Royal Prussian Jagdstaffel 81, commonly abbreviated to Jasta 81, was a "hunting group" (i.e., fighter squadron) of the Luftstreitkräfte, the air arm of the Imperial German Army during World War I. The squadron would score six or more aerial victories during July/August 1917, while serving on the Eastern Front. After switching to the Western Front, Jasta 81 would score another 35 victories from May 1918 to war's end. The unit's victories came at the expense of five killed in action, three killed in flying accidents, one injured in a flying accident, three wounded in action, and three taken prisoner of war.

==History==
Jasta 81 originated in Jagdflieger Ober-Ost, which was founded at Brest-Litovsk on 16 June 1917. It was intended for service on the Eastern Front. In August 1917, it was assigned to 8 Armee. In early May 1918, it was incorporated into Jagdgruppe 5. On 30 May 1918, it was revamped as Jasta 81. At this time, the squadron was posted to 7 Armee on the Western Front in France. On 27 June 1918, it was switched over to Jagdgruppe 4; in late July, it would return to JG 5. In late September 1918, the Jasta would be assigned to 3 Armee.

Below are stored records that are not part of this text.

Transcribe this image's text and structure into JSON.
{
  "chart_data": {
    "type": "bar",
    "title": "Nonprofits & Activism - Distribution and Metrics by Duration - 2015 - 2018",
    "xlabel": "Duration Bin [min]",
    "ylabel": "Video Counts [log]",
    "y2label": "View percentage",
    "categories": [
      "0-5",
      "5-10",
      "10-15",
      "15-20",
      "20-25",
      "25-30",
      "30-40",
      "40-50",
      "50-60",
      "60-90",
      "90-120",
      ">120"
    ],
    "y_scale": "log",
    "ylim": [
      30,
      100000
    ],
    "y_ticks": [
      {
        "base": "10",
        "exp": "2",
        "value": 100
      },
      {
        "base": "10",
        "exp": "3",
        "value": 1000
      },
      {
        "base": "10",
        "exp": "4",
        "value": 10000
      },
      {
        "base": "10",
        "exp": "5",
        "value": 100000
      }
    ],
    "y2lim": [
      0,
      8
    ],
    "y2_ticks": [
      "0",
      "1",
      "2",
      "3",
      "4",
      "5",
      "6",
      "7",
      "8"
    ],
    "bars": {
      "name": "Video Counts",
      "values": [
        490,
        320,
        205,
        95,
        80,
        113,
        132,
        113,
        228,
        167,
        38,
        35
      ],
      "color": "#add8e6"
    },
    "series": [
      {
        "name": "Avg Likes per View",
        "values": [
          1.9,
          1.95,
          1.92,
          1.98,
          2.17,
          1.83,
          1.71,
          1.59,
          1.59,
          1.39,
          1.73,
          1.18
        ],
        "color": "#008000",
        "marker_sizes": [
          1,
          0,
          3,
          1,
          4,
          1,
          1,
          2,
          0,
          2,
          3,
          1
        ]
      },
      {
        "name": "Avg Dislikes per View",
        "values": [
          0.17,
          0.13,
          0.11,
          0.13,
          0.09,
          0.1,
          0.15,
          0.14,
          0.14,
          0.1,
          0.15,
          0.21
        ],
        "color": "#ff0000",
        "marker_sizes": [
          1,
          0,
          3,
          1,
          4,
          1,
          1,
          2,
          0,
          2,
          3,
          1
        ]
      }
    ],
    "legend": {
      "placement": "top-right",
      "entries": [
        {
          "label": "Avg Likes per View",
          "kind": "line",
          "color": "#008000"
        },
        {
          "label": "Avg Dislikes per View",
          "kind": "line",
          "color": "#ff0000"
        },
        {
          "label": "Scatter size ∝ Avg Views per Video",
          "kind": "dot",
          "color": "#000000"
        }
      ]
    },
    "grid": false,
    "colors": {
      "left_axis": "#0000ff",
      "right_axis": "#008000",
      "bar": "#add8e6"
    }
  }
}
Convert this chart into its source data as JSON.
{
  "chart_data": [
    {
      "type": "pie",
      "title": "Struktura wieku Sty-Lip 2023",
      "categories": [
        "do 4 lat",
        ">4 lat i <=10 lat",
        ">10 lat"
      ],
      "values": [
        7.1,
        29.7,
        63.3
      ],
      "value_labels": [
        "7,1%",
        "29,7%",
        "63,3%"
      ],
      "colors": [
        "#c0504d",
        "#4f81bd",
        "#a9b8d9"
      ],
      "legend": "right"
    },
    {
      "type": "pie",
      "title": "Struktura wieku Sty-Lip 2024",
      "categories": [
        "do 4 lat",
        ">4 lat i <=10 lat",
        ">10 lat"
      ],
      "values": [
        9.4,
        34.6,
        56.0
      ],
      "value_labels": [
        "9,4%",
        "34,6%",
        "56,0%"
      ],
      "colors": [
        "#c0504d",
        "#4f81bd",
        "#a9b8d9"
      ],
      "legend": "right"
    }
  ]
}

==Commanding officers (Staffelführer)==
- Josef Wulf
- Herbert Knappe: 7 April 1918 - 25 August 1918WIA
- Fritz Höhn: c. 25 August 1918 - 9 September 1918
- Wilhelm Pritsch: 9 September 1918

==Duty stations==
- Kniaze: July 1917
- Mitau (present day Latvia): August 1917
- Boncourt, France
- Moislains, France
- Séranvillers, France: August 1918
- Leffincourt, France: Late September 1918
- Two successive unknown locations
- Saint-Gerard-Maison: 26 October 1918 - November 1918

==Notable personnel==
- Dietrich Averes
- Alfons Nagler

==Aircraft==
In late 1917, Jasta 81 was supplied with LFG Roland D.II fighters.